WFXR News caught up with one parent who teamed up with an educator in Roanoke County to create a micro-school, Hunting Hills Academy.

What started as a couple of kids and a private tutor eventually turned into 11 students ranging from Kindergarten through second grade and two teachers.

Joy Wagner, the co-founder of Hunting Hills Academy, says this gives students a “school-like” structure while still practicing social distancing at Hunting Hills Country Club.

According to Wagner, when the school opened up, she noticed the students were on different learning levels. She says they spent the first semester working with students to get them caught up.

“It’s been magical! We’ve made lemonade out of lemons, we didn’t know what we were going to have to deal with,” said Wagner. “This group of 11 came from all different backgrounds and all different school districts. We came together and it’s been absolutely amazing.”

Hunting Hills Academy credits its success to the social responsibility contract parents had to sign prior to the school year.

Even though the school year has been a success, Wagner feels that more needs to be done for the students in the southwest Virginia area. In fact, she wishes she could expand the school for students in need.

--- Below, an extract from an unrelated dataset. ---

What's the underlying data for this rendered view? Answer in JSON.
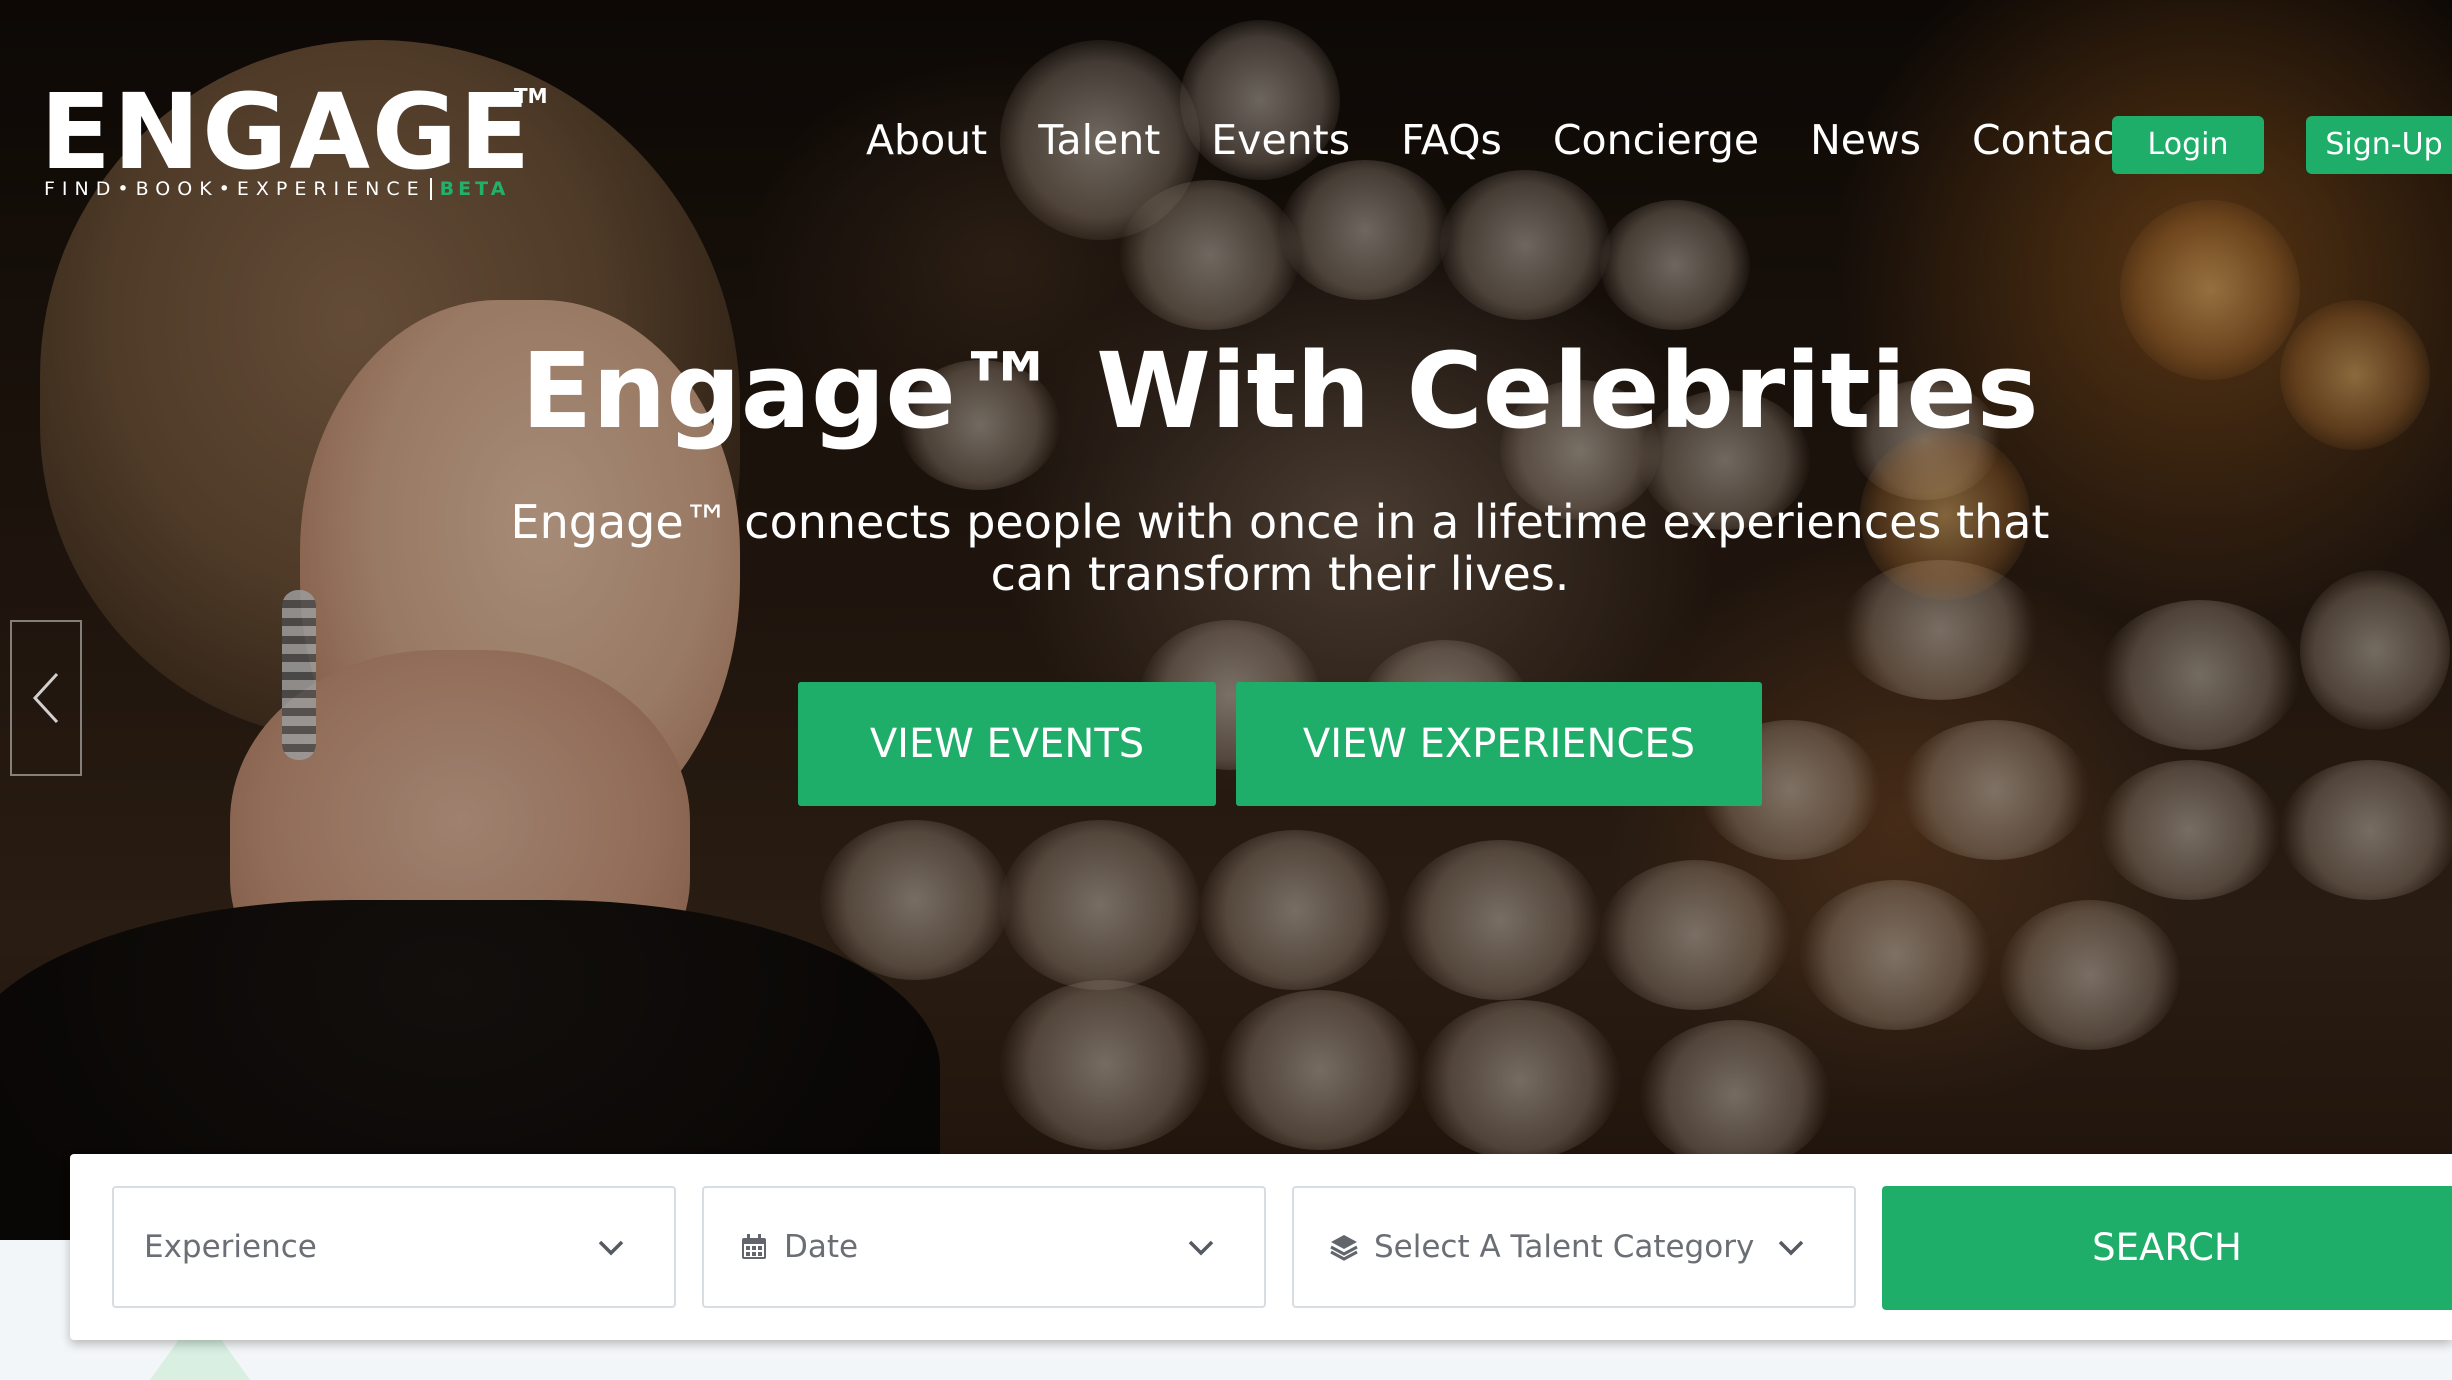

“Do I feel a little bit guilty that this is the situation that I’m in? I do because there are parents out there that do need this,” Wagner said. “I don’t know what the answer is, but I think we could be doing more for our kids, for our families, and for our parents.”

Like most schools in the area, Hunting Hills Academy is taking extra precautions to keep the students safe, such as constant sanitizing, social distancing, and plenty of outdoor activities.